Now to follow up on Okta again.
First, the company has apologized for not telling customers sooner about their breach. QUOTE “We want to acknowledge that we made a mistake. Sitel is our service provider, for which we are ultimately responsible. In January, we did not know the extent of the Sitel issue – only that we detected and prevented an account takeover attempt and that Sitel had retained a third-party forensic firm to investigate. At that time, we didn’t recognize that there was a risk to Okta and our customers. We should have more actively and forcefully compelled information from Sitel,”
The disclosures to customers happened after Lapsus$ bragged about the breach. The company maintains that only 366 customers are impacted.
A leaked post-mortem report from Mandiant tells more detail about the security lapses. Top among those is a Microsoft Excel spreadsheet named “DomAdmins-LastPass.xlsx,” which the Lapsus$ attacker found on a computer system at Sitel-owned Sykes Enterprises, which provides outsourced customer support for Okta. The file name indicates that credentials stored in the LastPass may have been exported to an Excel spreadsheet.
It also reveals the Lapsus$ hackers had QUOTE “little regard for OPSEC” END QUOTE, used the credentials to create backdoor users, used off-the-shelf tools from open-source code repository Github for most of their attacks, and set up email forwarding for all messages within Sitel, to accounts controlled by the attacker.
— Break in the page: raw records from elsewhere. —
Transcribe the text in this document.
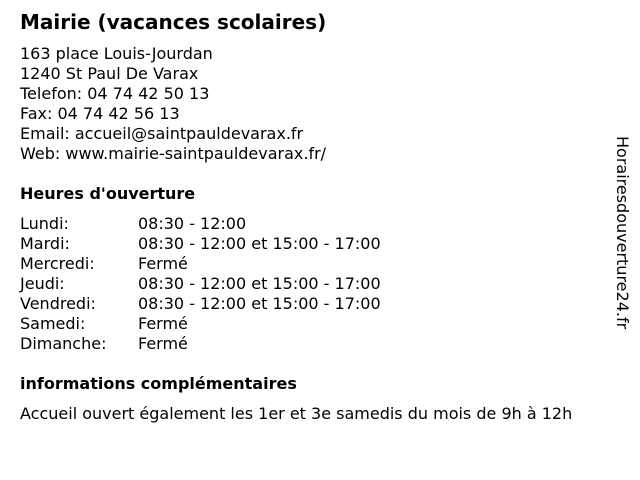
Mairie (vacances scolaires)
163 place Louis-Jourdan
1240 St Paul De Varax
Telefon: 04 74 42 50 13
Fax: 04 74 42 56 13
Email: accueil@saintpauldevarax.fr
Web: www.mairie-saintpauldevarax.fr/
Heures d'ouverture
Lundi:	08:30 - 12:00
Mardi:	08:30 - 12:00 et 15:00 - 17:00
Mercredi:	Fermé
Jeudi:	08:30 - 12:00 et 15:00 - 17:00
Vendredi:	08:30 - 12:00 et 15:00 - 17:00
Samedi:	Fermé
Dimanche: Fermé
informations complémentaires
Accueil ouvert également les 1er et 3e samedis du mois de 9h à 12h
Horairesdouverture24.fr
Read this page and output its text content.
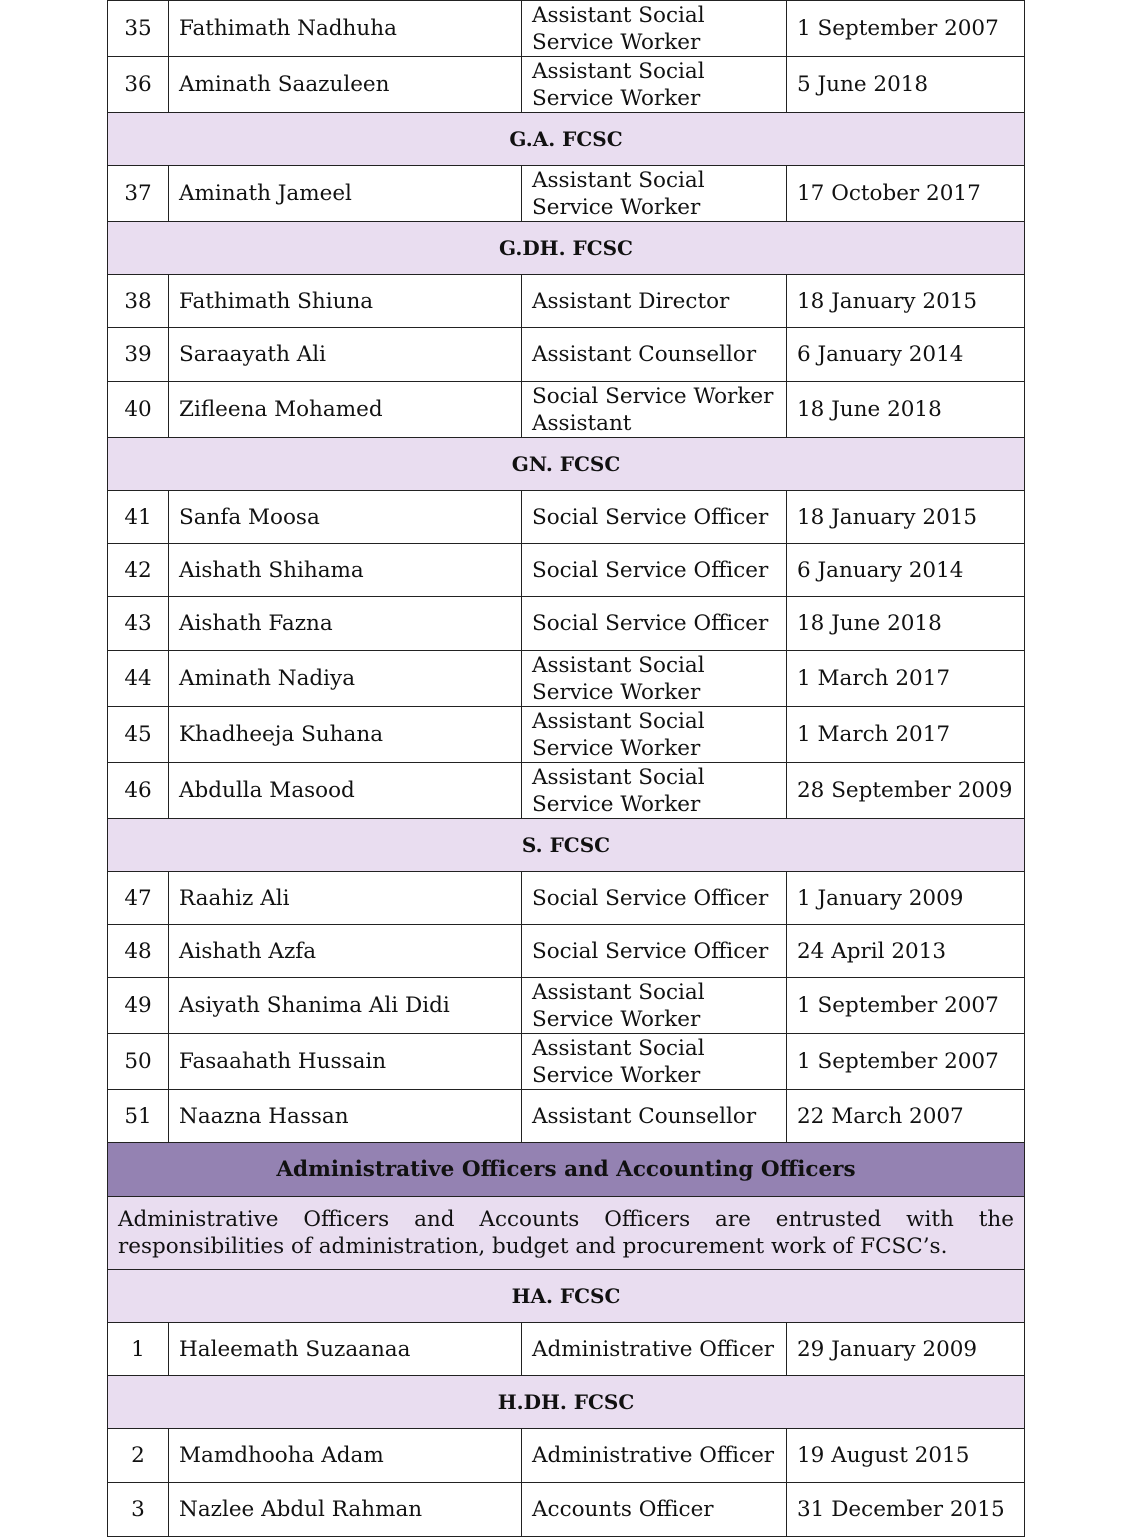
35	Fathimath Nadhuha	Assistant Social Service Worker	1 September 2007
36	Aminath Saazuleen	Assistant Social Service Worker	5 June 2018
G.A. FCSC			
37	Aminath Jameel	Assistant Social Service Worker	17 October 2017
G.DH. FCSC			
38	Fathimath Shiuna	Assistant Director	18 January 2015
39	Saraayath Ali	Assistant Counsellor	6 January 2014
40	Zifleena Mohamed	Social Service Worker Assistant	18 June 2018
GN. FCSC			
41	Sanfa Moosa	Social Service Officer	18 January 2015
42	Aishath Shihama	Social Service Officer	6 January 2014
43	Aishath Fazna	Social Service Officer	18 June 2018
44	Aminath Nadiya	Assistant Social Service Worker	1 March 2017
45	Khadheeja Suhana	Assistant Social Service Worker	1 March 2017
46	Abdulla Masood	Assistant Social Service Worker	28 September 2009
S. FCSC			
47	Raahiz Ali	Social Service Officer	1 January 2009
48	Aishath Azfa	Social Service Officer	24 April 2013
49	Asiyath Shanima Ali Didi	Assistant Social Service Worker	1 September 2007
50	Fasaahath Hussain	Assistant Social Service Worker	1 September 2007
51	Naazna Hassan	Assistant Counsellor	22 March 2007
Administrative Officers and Accounting Officers			
Administrative Officers and Accounts Officers are entrusted with the responsibilities of administration, budget and procurement work of FCSC’s.			
HA. FCSC			
1	Haleemath Suzaanaa	Administrative Officer	29 January 2009
H.DH. FCSC			
2	Mamdhooha Adam	Administrative Officer	19 August 2015
3	Nazlee Abdul Rahman	Accounts Officer	31 December 2015
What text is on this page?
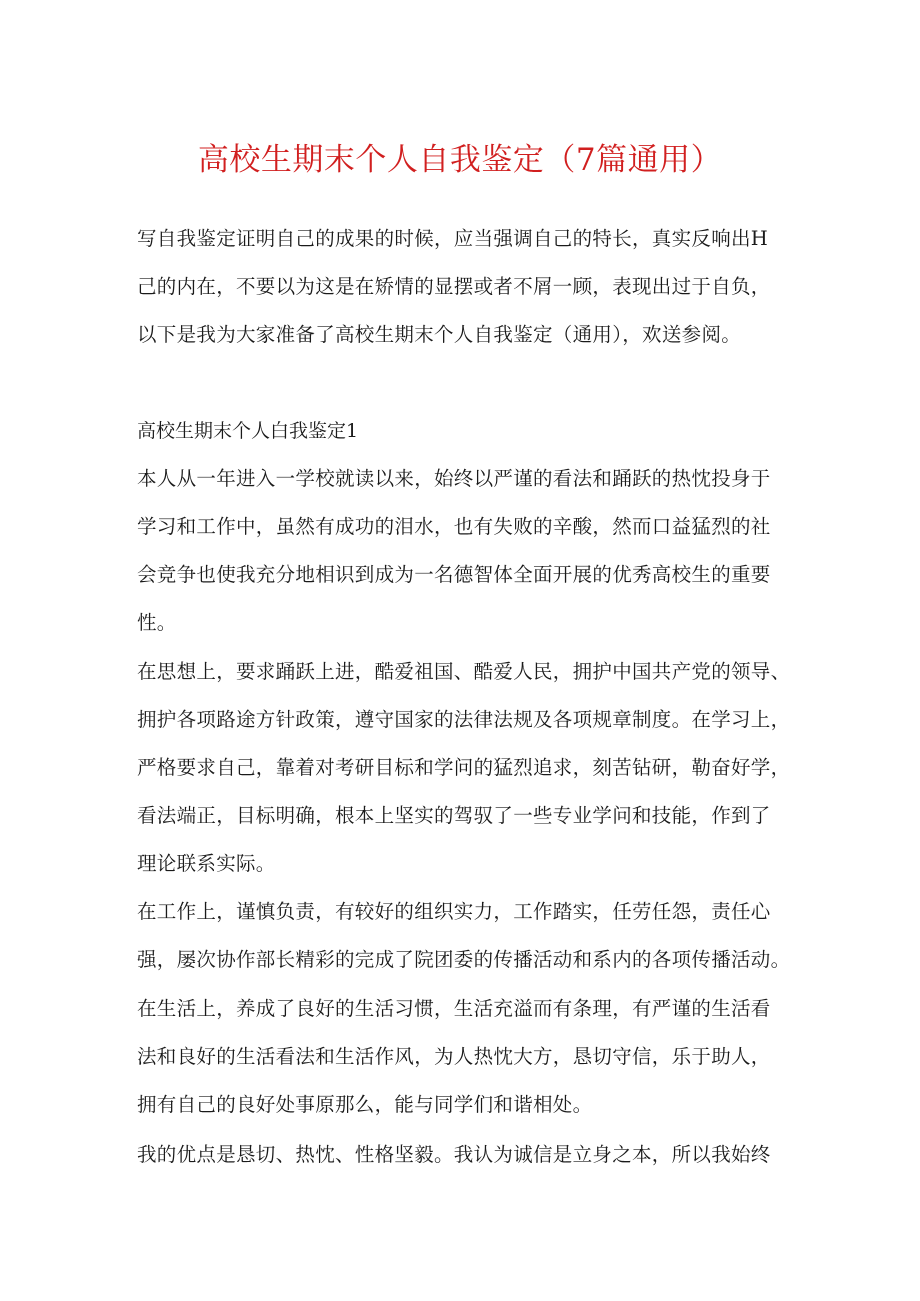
高校生期末个人自我鉴定（7篇通用）
写自我鉴定证明自己的成果的时候，应当强调自己的特长，真实反响出H
己的内在，不要以为这是在矫情的显摆或者不屑一顾，表现出过于自负，
以下是我为大家准备了高校生期末个人自我鉴定（通用），欢送参阅。
高校生期末个人白我鉴定1
本人从一年进入一学校就读以来，始终以严谨的看法和踊跃的热忱投身于
学习和工作中，虽然有成功的泪水，也有失败的辛酸，然而口益猛烈的社
会竞争也使我充分地相识到成为一名德智体全面开展的优秀高校生的重要
性。
在思想上，要求踊跃上进，酷爱祖国、酷爱人民，拥护中国共产党的领导、
拥护各项路途方针政策，遵守国家的法律法规及各项规章制度。在学习上，
严格要求自己，靠着对考研目标和学问的猛烈追求，刻苦钻研，勒奋好学，
看法端正，目标明确，根本上坚实的驾驭了一些专业学问和技能，作到了
理论联系实际。
在工作上，谨慎负责，有较好的组织实力，工作踏实，任劳任怨，责任心
强，屡次协作部长精彩的完成了院团委的传播活动和系内的各项传播活动。
在生活上，养成了良好的生活习惯，生活充溢而有条理，有严谨的生活看
法和良好的生活看法和生活作风，为人热忱大方，恳切守信，乐于助人，
拥有自己的良好处事原那么，能与同学们和谐相处。
我的优点是恳切、热忱、性格坚毅。我认为诚信是立身之本，所以我始终
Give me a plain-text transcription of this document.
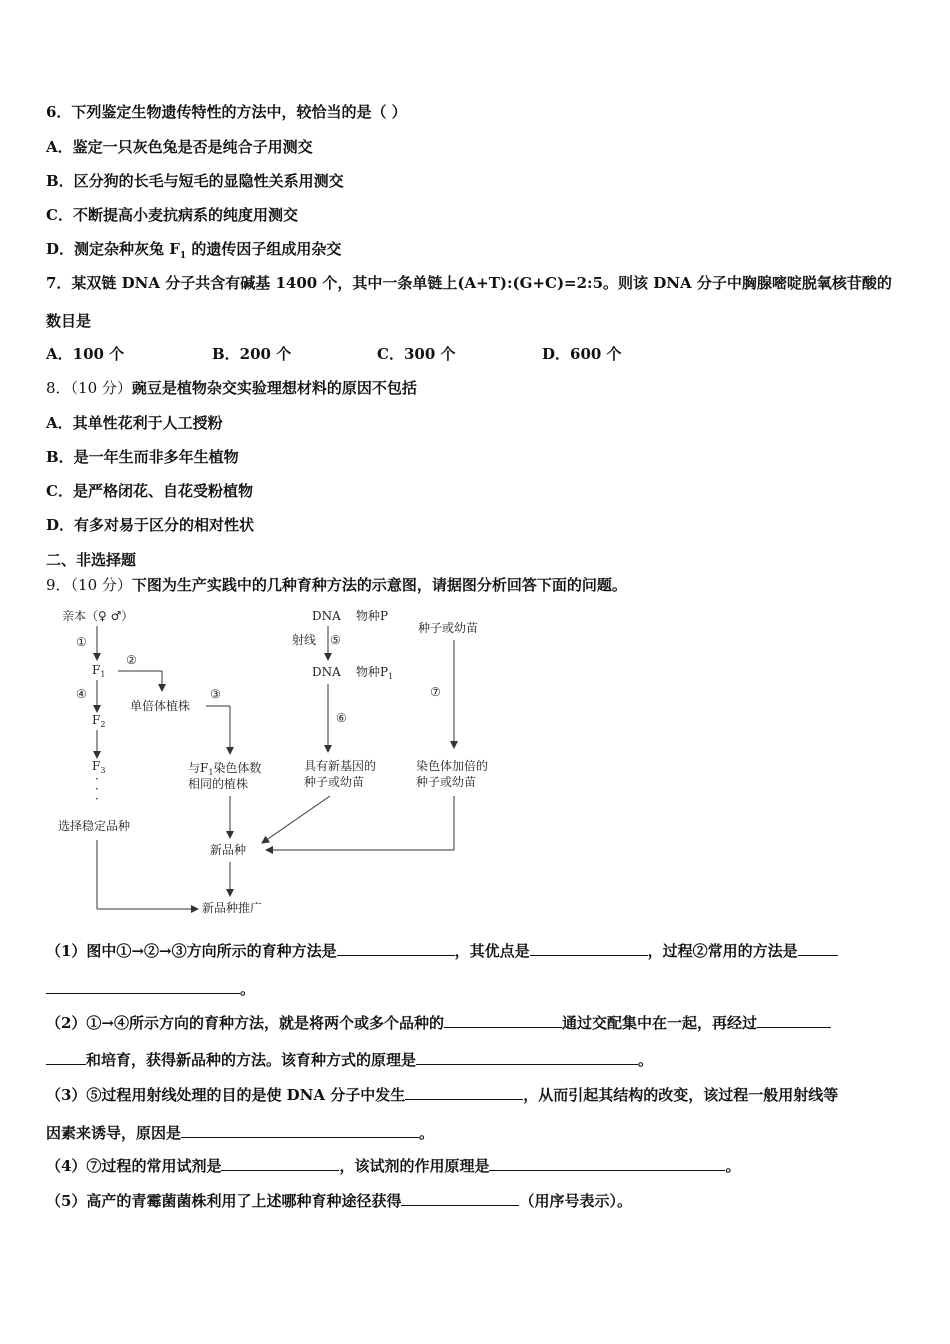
6．下列鉴定生物遗传特性的方法中，较恰当的是（ ）
A．鉴定一只灰色兔是否是纯合子用测交
B．区分狗的长毛与短毛的显隐性关系用测交
C．不断提高小麦抗病系的纯度用测交
D．测定杂种灰兔 $F_1$ 的遗传因子组成用杂交
7．某双链 DNA 分子共含有碱基 1400 个，其中一条单链上(A+T):(G+C)=2:5。则该 DNA 分子中胸腺嘧啶脱氧核苷酸的
数目是
A．100 个	B．200 个	C．300 个	D．600 个
8．（10 分）豌豆是植物杂交实验理想材料的原因不包括
A．其单性花利于人工授粉
B．是一年生而非多年生植物
C．是严格闭花、自花受粉植物
D．有多对易于区分的相对性状
二、非选择题
9．（10 分）下图为生产实践中的几种育种方法的示意图，请据图分析回答下面的问题。
亲本（♀ ♂）
①
$F_1$
④
$F_2$
$F_3$
·
·
·
选择稳定品种
②
单倍体植株
③
与$F_1$染色体数
相同的植株
DNA 物种P
射线 ⑤
DNA 物种$P_1$
⑥
具有新基因的
种子或幼苗
种子或幼苗
⑦
染色体加倍的
种子或幼苗
新品种
新品种推广
（1）图中①→②→③方向所示的育种方法是	，其优点是	，过程②常用的方法是
。
（2）①→④所示方向的育种方法，就是将两个或多个品种的	通过交配集中在一起，再经过
和培育，获得新品种的方法。该育种方式的原理是	。
（3）⑤过程用射线处理的目的是使 DNA 分子中发生	，从而引起其结构的改变，该过程一般用射线等
因素来诱导，原因是	。
（4）⑦过程的常用试剂是	，该试剂的作用原理是	。
（5）高产的青霉菌菌株利用了上述哪种育种途径获得	（用序号表示）。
The group had access over a five-day window from January 16th to 21th.
Why do we care?
Cause leaving the DomainAdmin passwords in an exported Excel file seems bad. On the flip side, the hackers were not necessarily as sophisticated as previously thought.
Scary when the company in question is the security gatekeeper for other companies.
And that’s my takeaway. If you’re making claims about being a security company… you sure had better back that up with operational excellence. It’s one thing to be an end-customer who gets breached. There are very different sets of expectations the moment you claim to be in the security business.
And there are a lot of companies in technology now claiming to be security ones. Be very sure before you make that claim… and be sure you can maintain it.